Categories: News & Events

Jimmie Lee Kirkpatrick and De Kirkpatrick were classmates at Myers Park High School in the 1960s, but it was almost 50 years later that the two men discovered their connection: De’s great-great-grandfather, Hugh Kirkpatrick, owned Jimmie Lee’s great-great-great-grandfather, a slave named Sam. Together, the Kirkpatricks began examining their families and Mecklenburg County where they grew up and where, in 1860, one in three people was a slave.

The men’s telling of their compelling, intertwined histories has ongoing relevance to Charlotte’s and the nation’s progress towards creating greater racial equality.

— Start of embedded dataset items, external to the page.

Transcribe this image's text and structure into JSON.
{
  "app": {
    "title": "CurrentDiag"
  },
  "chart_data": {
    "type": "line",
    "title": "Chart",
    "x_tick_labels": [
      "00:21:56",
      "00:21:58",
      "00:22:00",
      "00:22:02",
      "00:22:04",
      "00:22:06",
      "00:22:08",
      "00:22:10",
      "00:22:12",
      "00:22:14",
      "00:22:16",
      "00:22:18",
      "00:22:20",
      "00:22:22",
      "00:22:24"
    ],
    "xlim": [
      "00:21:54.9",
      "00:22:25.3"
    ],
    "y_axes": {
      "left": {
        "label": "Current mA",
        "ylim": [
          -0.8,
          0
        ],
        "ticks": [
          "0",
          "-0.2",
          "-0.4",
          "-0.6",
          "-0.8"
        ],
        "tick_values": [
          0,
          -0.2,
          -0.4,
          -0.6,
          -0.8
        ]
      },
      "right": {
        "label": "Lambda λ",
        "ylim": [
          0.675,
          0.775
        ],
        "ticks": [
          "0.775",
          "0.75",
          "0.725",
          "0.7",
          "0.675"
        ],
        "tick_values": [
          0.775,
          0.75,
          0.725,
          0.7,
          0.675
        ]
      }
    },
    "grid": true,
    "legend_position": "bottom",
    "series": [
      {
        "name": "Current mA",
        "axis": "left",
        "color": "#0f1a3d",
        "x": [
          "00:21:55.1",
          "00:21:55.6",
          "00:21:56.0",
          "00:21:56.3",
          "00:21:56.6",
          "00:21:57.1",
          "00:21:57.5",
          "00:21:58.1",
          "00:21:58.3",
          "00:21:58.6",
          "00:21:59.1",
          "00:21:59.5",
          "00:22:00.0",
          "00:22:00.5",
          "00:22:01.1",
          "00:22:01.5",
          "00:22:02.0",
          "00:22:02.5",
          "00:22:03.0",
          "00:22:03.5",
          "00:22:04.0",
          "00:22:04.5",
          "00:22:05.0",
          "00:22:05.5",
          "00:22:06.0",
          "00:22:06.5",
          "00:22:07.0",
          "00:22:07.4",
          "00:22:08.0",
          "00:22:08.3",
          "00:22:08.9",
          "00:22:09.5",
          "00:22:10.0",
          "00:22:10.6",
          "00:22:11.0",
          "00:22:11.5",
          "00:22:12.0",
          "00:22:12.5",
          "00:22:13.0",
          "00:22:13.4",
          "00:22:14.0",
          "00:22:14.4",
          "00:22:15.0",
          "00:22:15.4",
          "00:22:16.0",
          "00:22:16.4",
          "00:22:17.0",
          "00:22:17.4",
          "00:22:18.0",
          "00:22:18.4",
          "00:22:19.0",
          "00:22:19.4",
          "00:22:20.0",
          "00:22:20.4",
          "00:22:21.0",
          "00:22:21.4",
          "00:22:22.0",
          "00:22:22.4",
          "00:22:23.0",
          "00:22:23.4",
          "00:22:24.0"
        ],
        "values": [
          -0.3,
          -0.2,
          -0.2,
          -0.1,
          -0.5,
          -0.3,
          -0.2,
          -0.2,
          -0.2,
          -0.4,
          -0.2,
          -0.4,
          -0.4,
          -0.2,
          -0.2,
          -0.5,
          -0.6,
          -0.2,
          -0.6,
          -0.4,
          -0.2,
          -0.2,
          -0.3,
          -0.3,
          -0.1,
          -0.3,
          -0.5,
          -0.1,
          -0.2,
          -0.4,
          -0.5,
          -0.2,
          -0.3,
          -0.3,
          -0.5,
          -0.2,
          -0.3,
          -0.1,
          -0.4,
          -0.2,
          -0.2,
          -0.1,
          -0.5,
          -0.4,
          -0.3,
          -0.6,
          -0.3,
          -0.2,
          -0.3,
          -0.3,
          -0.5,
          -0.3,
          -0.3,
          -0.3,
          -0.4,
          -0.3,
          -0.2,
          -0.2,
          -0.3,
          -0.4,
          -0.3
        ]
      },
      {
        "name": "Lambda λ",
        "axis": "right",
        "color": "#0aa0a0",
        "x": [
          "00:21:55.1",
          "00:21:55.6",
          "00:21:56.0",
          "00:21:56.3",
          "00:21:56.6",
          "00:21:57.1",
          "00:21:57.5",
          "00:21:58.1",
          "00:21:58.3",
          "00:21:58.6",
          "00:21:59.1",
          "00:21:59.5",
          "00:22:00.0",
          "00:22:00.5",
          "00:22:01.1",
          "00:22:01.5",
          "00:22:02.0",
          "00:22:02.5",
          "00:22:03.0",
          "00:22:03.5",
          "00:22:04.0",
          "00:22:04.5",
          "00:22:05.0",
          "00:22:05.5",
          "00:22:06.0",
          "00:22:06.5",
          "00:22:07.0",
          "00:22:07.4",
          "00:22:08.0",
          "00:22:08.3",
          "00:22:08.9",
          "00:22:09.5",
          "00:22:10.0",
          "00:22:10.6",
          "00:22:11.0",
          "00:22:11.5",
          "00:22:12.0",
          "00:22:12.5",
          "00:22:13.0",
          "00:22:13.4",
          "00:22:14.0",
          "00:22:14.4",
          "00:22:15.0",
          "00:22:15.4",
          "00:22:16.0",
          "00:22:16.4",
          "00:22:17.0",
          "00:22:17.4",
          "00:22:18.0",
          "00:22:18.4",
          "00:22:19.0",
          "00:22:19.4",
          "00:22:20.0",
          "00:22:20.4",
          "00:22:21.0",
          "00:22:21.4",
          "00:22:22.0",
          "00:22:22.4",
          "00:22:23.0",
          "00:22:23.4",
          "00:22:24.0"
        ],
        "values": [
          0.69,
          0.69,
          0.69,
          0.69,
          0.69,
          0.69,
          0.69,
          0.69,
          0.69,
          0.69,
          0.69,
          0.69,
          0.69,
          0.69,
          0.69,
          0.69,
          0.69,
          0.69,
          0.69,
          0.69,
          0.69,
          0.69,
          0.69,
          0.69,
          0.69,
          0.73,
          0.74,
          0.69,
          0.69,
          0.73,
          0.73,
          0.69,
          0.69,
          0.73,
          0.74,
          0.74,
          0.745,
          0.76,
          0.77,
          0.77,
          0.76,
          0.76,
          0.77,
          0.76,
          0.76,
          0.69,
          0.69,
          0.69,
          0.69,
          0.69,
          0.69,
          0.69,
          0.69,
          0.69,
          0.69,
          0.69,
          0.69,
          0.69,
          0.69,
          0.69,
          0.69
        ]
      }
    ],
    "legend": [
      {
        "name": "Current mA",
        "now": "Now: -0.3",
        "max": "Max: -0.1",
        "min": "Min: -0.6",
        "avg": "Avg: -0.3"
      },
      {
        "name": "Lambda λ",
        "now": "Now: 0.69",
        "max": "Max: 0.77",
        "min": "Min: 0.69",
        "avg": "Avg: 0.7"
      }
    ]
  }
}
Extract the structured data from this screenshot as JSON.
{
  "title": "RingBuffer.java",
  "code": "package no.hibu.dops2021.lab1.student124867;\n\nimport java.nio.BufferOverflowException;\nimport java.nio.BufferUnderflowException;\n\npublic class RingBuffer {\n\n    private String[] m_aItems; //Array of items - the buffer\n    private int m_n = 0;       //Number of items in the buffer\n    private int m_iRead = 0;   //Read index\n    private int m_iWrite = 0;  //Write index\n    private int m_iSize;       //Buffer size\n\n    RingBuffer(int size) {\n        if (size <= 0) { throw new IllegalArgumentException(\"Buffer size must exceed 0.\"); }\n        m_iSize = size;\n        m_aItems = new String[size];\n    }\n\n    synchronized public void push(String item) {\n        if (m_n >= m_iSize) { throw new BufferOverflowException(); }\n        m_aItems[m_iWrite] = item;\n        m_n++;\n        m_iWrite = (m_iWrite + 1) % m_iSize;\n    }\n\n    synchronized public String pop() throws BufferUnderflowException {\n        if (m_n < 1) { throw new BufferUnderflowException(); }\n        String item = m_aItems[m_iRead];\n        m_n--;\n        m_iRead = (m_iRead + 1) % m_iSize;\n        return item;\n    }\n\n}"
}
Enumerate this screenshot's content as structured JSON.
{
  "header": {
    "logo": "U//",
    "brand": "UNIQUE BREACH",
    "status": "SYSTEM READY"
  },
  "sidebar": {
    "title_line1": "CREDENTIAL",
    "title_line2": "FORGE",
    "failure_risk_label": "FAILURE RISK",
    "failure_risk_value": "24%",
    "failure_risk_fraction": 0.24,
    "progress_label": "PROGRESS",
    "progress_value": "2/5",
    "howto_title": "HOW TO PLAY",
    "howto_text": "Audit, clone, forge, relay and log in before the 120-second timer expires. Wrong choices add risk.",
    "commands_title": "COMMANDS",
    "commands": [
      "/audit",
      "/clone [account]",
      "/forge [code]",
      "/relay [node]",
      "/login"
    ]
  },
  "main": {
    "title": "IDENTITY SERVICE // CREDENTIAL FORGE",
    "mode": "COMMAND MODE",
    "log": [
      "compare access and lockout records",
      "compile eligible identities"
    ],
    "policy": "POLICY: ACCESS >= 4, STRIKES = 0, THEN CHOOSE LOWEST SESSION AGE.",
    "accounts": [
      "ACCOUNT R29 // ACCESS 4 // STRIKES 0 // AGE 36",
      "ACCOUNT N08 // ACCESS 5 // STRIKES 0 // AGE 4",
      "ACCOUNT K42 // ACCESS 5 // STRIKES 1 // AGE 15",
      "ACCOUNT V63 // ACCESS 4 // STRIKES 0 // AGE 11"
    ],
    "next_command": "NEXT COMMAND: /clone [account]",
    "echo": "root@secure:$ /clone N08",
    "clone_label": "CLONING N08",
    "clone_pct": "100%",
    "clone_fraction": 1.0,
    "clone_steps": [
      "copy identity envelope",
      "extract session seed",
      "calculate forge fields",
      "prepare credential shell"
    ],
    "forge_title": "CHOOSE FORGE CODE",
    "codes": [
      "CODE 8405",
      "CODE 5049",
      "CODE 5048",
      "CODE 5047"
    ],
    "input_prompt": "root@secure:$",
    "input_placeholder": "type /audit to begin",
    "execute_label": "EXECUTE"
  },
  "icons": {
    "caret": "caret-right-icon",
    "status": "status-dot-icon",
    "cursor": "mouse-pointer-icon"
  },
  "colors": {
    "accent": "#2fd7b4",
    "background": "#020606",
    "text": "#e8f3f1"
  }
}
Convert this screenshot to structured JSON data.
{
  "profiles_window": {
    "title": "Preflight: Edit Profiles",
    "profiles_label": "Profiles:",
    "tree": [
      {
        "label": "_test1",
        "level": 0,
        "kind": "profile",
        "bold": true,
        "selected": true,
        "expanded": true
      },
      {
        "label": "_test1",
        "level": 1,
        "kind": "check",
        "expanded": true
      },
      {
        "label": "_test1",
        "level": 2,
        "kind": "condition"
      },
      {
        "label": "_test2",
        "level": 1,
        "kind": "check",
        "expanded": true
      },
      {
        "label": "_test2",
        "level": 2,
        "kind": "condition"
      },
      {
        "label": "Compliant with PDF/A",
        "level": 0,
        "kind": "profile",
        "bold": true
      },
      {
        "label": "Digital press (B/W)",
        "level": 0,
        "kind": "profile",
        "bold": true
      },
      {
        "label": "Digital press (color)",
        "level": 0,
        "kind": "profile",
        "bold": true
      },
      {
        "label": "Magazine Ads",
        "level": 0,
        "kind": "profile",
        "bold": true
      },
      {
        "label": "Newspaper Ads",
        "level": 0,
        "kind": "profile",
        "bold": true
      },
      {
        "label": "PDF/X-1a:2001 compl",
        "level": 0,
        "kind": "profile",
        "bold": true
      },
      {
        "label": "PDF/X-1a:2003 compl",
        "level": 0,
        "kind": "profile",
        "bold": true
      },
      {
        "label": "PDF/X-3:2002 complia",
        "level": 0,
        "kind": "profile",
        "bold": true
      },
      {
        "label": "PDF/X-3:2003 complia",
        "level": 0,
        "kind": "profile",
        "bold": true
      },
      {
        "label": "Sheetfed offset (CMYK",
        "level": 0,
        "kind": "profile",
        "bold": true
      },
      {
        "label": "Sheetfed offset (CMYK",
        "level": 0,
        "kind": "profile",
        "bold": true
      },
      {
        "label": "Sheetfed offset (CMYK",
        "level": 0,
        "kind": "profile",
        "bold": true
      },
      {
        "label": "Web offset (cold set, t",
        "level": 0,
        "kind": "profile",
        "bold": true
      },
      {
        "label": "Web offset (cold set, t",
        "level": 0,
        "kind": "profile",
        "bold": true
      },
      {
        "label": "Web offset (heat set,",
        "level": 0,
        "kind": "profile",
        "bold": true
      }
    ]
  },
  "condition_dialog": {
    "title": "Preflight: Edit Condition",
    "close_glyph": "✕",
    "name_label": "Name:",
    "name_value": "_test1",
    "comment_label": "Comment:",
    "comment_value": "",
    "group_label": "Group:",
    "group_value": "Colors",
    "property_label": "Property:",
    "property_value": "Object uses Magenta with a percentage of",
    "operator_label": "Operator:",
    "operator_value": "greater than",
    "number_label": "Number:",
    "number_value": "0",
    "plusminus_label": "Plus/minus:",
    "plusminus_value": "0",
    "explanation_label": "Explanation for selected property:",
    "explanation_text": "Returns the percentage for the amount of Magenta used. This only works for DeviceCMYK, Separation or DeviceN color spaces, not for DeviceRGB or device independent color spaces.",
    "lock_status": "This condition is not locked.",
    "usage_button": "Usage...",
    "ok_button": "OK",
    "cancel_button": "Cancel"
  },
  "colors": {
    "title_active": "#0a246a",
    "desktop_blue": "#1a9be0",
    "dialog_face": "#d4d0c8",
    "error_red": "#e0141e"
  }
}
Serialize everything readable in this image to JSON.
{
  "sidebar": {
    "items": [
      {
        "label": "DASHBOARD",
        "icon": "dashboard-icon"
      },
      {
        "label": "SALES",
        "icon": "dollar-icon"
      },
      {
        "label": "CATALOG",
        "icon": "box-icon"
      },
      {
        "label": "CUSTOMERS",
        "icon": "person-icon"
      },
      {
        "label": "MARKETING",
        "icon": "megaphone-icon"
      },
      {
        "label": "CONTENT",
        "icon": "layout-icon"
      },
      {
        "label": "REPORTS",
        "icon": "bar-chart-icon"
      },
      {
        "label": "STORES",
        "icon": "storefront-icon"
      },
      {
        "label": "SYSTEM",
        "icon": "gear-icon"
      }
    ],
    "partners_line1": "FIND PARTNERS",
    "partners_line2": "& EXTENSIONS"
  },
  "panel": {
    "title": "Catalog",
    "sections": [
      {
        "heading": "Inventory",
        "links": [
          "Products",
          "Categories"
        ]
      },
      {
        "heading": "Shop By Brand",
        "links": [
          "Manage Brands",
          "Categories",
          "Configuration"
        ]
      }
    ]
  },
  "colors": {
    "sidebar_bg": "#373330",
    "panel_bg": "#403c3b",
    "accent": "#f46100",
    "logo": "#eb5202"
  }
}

This is the Center for the Study of the New South’s first presentation of “Storytellers,” the Center’s 2017-18 series of activities. Co-presented by the History Department, the Kirkpatricks will share their story with the campus community. The talk with be held in Belk Gym, Room 201, UNC Charlotte.

Jimmie Lee Kirkpatrick is a retired educator and high school footballstandout who lives in Oregon, and H.D. “De” Kirkpatrick is an author and forensic psychologist in Charlotte.